A ben guardare dunque, in presenza di un’idonea giustificazione dell’attività di indagine, le esigenze di tutela devono essere correlate sul piano della proporzionalità a specifici profili di ordine quantitativo, qualitativo e temporale.
5. Senonché, nel caso di specie, deve ribadirsi che non solo non si è immediatamente proceduto all’estrazione di dati rilevanti, ma neanche a quella di copia del contenuto dei dispositivi, che risulta essere stata eseguita a distanza di quasi due mesi, dovendosi ritenere che al di fuori di una preordinata e limitata ragionevolezza temporale il sequestro non si sarebbe potuto prospettare il perdurare di una indistinta fase di perquisizione, ma avrebbe dovuto aversi riguardo ad un vero e proprio sequestro, autonomamente valutabile e riferito alla massa indistinta dei dati contenuti nei dispositivi sottoposti a vincolo.

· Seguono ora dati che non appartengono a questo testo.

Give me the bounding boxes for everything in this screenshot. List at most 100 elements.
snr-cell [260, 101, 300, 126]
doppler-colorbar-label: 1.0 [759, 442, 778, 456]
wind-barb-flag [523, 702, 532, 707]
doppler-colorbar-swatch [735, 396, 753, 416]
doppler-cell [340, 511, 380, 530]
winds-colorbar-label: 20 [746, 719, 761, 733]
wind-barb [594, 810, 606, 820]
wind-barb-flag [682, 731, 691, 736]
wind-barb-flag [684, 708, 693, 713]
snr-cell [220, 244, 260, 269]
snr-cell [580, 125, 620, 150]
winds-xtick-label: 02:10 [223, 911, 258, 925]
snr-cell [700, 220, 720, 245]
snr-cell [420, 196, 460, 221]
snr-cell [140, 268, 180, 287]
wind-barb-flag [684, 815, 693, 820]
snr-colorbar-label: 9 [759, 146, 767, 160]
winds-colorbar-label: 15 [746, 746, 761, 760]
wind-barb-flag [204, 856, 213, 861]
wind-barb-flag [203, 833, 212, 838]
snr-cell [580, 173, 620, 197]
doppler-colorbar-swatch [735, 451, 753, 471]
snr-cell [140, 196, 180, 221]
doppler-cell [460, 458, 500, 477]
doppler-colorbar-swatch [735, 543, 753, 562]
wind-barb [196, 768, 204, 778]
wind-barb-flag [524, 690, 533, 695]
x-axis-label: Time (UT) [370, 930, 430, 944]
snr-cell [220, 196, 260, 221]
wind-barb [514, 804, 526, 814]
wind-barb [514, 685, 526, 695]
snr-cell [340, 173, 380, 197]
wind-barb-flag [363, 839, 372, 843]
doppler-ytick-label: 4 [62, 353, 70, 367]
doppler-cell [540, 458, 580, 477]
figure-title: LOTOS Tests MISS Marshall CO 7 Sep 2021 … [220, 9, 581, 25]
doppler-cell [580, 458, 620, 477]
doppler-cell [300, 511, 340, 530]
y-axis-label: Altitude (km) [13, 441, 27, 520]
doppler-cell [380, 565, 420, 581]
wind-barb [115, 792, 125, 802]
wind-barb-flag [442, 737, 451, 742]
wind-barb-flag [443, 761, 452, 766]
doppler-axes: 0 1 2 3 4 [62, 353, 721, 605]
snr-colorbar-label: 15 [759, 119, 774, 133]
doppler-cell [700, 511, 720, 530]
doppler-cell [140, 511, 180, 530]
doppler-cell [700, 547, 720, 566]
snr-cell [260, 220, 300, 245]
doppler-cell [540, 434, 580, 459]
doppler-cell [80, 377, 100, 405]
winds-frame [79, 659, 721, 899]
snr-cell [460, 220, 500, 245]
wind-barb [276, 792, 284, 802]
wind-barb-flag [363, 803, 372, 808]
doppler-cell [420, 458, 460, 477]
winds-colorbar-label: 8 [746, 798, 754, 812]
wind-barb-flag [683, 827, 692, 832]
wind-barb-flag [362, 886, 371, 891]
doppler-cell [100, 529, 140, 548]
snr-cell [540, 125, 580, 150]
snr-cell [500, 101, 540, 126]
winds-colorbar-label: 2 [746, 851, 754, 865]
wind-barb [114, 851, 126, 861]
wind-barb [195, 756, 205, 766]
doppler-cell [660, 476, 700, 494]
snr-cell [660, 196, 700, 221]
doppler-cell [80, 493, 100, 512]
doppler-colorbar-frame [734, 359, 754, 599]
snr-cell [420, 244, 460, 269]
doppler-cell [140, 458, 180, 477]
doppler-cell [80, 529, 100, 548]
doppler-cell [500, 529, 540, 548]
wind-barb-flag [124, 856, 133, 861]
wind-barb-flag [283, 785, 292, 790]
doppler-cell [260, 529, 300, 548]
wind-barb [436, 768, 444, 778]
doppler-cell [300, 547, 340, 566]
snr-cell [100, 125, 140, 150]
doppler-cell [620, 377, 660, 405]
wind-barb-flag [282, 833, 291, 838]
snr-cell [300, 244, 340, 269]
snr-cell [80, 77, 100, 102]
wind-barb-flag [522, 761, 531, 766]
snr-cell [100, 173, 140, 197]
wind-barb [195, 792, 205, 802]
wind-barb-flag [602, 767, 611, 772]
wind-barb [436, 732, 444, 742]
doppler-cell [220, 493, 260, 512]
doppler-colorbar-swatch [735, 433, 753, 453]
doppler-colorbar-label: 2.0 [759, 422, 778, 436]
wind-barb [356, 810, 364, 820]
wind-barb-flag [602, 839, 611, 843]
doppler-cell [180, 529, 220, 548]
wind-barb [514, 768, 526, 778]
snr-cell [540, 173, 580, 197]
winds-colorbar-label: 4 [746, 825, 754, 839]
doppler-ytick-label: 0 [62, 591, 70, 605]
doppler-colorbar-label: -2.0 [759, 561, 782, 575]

D’altro canto non è stata indicata alcuna specifica chiave di ricerca, tale da costituire strumento idoneo a limitare il rischio di una ingiustificata e totalizzante intrusione nella conoscenza di dati personali e riservati, con la conseguenza che anche sotto tale profilo il sequestro ha finito per assumere connotazione sproporzionata ed avulsa da una qualsivoglia prospettiva di mirato accertamento, non potendosi dire consentito un controllo esteso ad ogni tipo di contenuto del dispositivo.
Deve dunque ribadirsi che è stato superato il limite della proporzionalità e adeguatezza del vincolo, tale da esporre il ricorrente ad una ingiustificatamente ampia privazione, anche sotto il profilo temporale, di dati personali e riservati (deve del resto richiamarsi anche il principio secondo cui «in tema di sequestro probatorio di dati informatici o telematici l’estrazione di copia integrale dei dati in essi contenuti realizza solo una copia-mezzo, che consente la restituzione del dispositivo, ma non legittima il trattenimento della totalità delle informazioni apprese oltre il tempo necessario a selezionare quelle pertinenti al reato per cui si procede»: Sez. 6, n. 34265 del 22 settembre 2020, Aleotti, Rv. 279949).
6. Ne discende l’annullamento senza rinvio dell’ordinanza impugnata e del provvedimento genetico limitatamente al materiale informatico, che deve essere restituito all’avente diritto.
P. Q. M.
Annulla senza rinvio l’ordinanza impugnata nonché il decreto del P.M. in data 7 maggio 2020 limitatamente al materiale informatico, di cui dispone la restituzione all’avente diritto.